Processing module 1 functions as acoustic processing system 10 including obtainer 11, acoustic processor 13, and outputter 14, with obtainer 11 including extractor 12. Each function unit of acoustic processing system 10 will be described below in detail in conjunction with details of configurations aside from processing module 1.

Communication module 2 is an interface device for accepting the input of sound information and the input of metadata to acoustic reproduction device 100. Communication module 2 includes, for example, an antenna and a signal converter, and receives the sound information and metadata from an external device through wireless communication. More specifically, communication module 2 uses the antenna to receive a wireless signal expressing sound information converted into a format for wireless communication, and reconverts the wireless signal into the sound information using the signal converter. Through this, acoustic reproduction device 100 obtains the sound information through wireless communication from an external device. Likewise, communication module 2 uses the antenna to receive a wireless signal expressing metadata converted into a format for wireless communication, and reconverts the wireless signal into the metadata using the signal converter. Through this, acoustic reproduction device 100 obtains the metadata through wireless communication from an external device. The sound information and metadata obtained by communication module 2 are both obtained by obtainer 11 of processing module 1. Note that communication between acoustic reproduction device 100 and the external device may be performed through wired communication.

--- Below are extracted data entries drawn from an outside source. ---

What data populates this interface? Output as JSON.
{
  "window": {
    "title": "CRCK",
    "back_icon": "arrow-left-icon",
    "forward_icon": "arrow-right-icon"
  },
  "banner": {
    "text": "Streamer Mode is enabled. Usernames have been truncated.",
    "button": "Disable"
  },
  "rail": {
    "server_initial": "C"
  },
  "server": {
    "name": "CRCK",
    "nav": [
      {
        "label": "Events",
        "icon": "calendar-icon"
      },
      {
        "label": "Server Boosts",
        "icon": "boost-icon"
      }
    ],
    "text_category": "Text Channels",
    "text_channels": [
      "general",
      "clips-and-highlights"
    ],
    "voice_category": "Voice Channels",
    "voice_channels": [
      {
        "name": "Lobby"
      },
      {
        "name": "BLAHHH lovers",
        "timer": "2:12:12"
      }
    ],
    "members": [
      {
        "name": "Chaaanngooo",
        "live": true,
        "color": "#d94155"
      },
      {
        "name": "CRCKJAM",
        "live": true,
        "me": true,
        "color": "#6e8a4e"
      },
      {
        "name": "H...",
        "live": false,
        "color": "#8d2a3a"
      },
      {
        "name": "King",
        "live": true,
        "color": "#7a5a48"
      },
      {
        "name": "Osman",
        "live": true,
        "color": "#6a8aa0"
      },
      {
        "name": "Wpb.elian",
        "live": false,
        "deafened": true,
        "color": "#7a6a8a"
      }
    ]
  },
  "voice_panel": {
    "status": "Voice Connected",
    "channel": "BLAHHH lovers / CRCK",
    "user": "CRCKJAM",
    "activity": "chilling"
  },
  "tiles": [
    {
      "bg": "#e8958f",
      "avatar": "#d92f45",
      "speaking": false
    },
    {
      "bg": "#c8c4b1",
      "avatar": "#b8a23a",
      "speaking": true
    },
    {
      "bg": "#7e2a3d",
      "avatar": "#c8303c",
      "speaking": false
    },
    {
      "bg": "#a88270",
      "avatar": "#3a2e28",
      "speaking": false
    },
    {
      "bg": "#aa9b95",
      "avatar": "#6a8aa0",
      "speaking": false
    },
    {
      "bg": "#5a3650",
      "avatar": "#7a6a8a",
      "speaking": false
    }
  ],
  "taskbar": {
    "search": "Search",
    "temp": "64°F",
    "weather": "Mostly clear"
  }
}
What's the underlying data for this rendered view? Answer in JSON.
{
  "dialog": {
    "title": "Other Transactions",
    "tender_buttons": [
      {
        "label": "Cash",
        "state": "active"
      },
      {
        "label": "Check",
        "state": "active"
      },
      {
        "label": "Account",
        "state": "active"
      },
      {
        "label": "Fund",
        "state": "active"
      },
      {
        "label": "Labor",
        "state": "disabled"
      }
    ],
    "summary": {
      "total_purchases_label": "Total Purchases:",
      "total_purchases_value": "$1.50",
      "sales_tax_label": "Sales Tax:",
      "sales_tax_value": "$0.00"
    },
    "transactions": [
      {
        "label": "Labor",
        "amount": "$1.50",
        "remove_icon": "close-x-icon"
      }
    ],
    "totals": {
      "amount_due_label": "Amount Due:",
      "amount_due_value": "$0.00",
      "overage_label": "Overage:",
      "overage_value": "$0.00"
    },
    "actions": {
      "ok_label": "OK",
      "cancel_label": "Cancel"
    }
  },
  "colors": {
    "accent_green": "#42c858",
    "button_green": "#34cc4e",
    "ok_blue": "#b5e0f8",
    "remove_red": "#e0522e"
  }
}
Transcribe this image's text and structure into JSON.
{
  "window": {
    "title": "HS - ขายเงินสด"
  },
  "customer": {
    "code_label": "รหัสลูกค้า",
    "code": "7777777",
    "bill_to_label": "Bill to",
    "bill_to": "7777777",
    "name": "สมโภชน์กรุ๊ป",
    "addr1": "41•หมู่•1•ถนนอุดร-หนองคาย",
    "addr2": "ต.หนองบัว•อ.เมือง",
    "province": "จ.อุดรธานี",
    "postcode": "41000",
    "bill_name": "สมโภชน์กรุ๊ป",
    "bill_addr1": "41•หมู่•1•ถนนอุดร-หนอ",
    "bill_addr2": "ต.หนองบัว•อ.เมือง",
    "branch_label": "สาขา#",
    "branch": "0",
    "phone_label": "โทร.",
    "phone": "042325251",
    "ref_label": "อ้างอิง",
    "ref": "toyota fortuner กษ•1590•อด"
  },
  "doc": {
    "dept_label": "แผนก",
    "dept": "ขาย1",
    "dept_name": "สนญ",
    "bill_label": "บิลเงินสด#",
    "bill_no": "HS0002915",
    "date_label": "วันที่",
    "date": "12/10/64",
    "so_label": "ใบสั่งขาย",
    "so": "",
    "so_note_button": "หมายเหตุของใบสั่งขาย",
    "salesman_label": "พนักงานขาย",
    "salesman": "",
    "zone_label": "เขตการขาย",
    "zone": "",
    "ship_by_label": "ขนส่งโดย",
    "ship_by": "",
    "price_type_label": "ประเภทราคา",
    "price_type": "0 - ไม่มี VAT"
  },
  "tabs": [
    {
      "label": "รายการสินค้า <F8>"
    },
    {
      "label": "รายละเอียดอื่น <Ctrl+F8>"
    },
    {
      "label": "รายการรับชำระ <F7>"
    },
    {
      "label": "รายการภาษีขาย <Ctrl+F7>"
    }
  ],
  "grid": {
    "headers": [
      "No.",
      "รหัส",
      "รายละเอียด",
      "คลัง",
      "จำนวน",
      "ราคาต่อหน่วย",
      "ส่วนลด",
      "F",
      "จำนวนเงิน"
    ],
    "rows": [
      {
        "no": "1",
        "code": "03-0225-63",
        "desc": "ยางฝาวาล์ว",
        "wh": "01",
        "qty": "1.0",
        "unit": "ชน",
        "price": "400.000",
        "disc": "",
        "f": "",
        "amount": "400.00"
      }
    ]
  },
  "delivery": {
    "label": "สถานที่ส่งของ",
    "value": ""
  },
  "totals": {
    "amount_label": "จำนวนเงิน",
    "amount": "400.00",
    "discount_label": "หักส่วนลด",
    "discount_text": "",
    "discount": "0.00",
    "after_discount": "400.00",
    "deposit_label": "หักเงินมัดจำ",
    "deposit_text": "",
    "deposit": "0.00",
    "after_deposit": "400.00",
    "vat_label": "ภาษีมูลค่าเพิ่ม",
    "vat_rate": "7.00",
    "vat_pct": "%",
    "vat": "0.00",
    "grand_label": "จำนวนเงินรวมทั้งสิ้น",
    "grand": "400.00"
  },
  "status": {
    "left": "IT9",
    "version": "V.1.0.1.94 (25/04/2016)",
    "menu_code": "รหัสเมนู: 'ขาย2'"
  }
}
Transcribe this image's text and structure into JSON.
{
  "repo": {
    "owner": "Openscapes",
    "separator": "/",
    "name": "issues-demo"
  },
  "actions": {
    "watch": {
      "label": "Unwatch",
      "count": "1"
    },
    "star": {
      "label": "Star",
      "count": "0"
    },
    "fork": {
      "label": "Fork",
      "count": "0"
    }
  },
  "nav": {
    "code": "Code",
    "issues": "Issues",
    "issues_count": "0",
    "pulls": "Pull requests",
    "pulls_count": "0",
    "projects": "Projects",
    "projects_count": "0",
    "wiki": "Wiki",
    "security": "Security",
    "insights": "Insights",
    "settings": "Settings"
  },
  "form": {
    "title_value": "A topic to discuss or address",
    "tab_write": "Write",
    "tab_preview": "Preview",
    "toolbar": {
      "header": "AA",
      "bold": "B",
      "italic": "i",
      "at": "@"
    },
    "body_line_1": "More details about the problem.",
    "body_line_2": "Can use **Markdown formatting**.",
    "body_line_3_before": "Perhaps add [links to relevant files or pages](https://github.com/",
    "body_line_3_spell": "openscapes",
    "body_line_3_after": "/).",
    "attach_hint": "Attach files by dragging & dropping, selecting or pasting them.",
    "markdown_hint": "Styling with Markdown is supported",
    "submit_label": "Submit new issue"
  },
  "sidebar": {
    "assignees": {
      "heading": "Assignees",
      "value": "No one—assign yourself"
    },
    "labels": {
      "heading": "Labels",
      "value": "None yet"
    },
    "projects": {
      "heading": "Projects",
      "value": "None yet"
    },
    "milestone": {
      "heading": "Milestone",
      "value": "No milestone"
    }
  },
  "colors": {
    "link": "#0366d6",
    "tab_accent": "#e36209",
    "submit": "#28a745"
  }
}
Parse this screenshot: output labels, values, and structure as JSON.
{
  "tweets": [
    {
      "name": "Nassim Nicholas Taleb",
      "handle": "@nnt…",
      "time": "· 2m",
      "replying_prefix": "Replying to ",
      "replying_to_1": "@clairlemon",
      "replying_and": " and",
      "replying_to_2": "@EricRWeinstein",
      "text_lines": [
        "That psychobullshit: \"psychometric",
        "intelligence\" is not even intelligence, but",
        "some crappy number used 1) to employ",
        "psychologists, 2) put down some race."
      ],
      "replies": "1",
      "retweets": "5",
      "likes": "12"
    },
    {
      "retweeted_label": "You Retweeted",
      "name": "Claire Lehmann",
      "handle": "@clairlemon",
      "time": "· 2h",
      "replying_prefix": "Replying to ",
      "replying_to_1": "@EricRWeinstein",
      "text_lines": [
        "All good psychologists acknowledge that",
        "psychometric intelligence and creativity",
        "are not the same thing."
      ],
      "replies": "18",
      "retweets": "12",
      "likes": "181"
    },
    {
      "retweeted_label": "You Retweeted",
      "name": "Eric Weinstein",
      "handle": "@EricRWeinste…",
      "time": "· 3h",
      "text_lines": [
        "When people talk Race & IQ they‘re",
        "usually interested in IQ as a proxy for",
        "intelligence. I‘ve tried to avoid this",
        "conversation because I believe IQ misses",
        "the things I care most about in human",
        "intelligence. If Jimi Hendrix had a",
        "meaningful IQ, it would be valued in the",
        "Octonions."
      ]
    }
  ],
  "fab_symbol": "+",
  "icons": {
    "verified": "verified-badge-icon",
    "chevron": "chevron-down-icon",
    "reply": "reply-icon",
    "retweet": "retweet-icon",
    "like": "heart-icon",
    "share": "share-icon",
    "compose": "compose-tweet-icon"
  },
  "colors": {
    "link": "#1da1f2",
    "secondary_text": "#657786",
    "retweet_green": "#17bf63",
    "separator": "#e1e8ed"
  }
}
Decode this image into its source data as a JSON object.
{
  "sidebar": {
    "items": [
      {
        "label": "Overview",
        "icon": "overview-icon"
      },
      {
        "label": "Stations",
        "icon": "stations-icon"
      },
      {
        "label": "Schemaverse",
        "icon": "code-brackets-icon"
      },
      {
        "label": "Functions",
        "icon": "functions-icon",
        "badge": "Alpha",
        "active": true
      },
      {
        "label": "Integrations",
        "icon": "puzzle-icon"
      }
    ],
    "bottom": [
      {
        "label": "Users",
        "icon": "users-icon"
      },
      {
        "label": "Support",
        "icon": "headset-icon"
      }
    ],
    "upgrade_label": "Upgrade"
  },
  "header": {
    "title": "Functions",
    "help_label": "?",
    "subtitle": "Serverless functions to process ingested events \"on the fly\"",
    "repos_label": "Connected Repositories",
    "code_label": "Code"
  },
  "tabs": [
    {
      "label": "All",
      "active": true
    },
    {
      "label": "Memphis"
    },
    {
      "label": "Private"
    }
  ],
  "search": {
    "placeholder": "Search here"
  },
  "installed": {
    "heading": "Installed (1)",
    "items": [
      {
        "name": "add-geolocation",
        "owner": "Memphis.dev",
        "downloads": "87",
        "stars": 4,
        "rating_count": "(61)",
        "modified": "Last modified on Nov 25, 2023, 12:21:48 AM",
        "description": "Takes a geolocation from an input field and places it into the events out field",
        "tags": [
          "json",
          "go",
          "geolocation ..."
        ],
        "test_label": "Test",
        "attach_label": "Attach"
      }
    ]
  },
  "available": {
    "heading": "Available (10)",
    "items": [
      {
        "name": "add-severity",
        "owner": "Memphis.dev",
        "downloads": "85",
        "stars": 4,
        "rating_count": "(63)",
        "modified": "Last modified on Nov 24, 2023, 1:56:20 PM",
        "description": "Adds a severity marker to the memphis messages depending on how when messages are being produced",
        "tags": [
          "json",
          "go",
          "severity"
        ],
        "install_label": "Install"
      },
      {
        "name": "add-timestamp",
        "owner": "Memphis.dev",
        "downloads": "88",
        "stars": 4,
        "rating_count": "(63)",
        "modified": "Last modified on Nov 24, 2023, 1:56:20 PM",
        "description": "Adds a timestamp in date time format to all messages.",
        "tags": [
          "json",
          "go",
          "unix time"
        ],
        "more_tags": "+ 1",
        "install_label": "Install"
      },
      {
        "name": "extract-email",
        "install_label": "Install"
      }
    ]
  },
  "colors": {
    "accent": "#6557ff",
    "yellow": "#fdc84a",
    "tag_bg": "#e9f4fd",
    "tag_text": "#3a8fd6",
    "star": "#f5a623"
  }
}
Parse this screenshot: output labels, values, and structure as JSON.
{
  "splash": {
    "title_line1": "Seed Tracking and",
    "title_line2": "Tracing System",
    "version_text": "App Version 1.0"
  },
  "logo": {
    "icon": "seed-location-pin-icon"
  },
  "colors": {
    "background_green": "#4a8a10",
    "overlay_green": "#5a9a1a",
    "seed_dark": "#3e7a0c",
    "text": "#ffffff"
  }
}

In the present embodiment, acoustic reproduction device 100 includes acoustic processing system 10, which functions as a renderer that generates sound information to which an acoustic effect is added. However, a server may handle some or all of the functions of the renderer. In other words, some or all of obtainer 11, extractor 12, acoustic processor 13, and outputter 14 may be provided in a server (not shown). In this case, the sound signal generated by acoustic processor 13 in the server, or a sound signal obtained by compositing sound signals generated by individual processors, is received and reproduced by acoustic reproduction device 100 through communication module 2.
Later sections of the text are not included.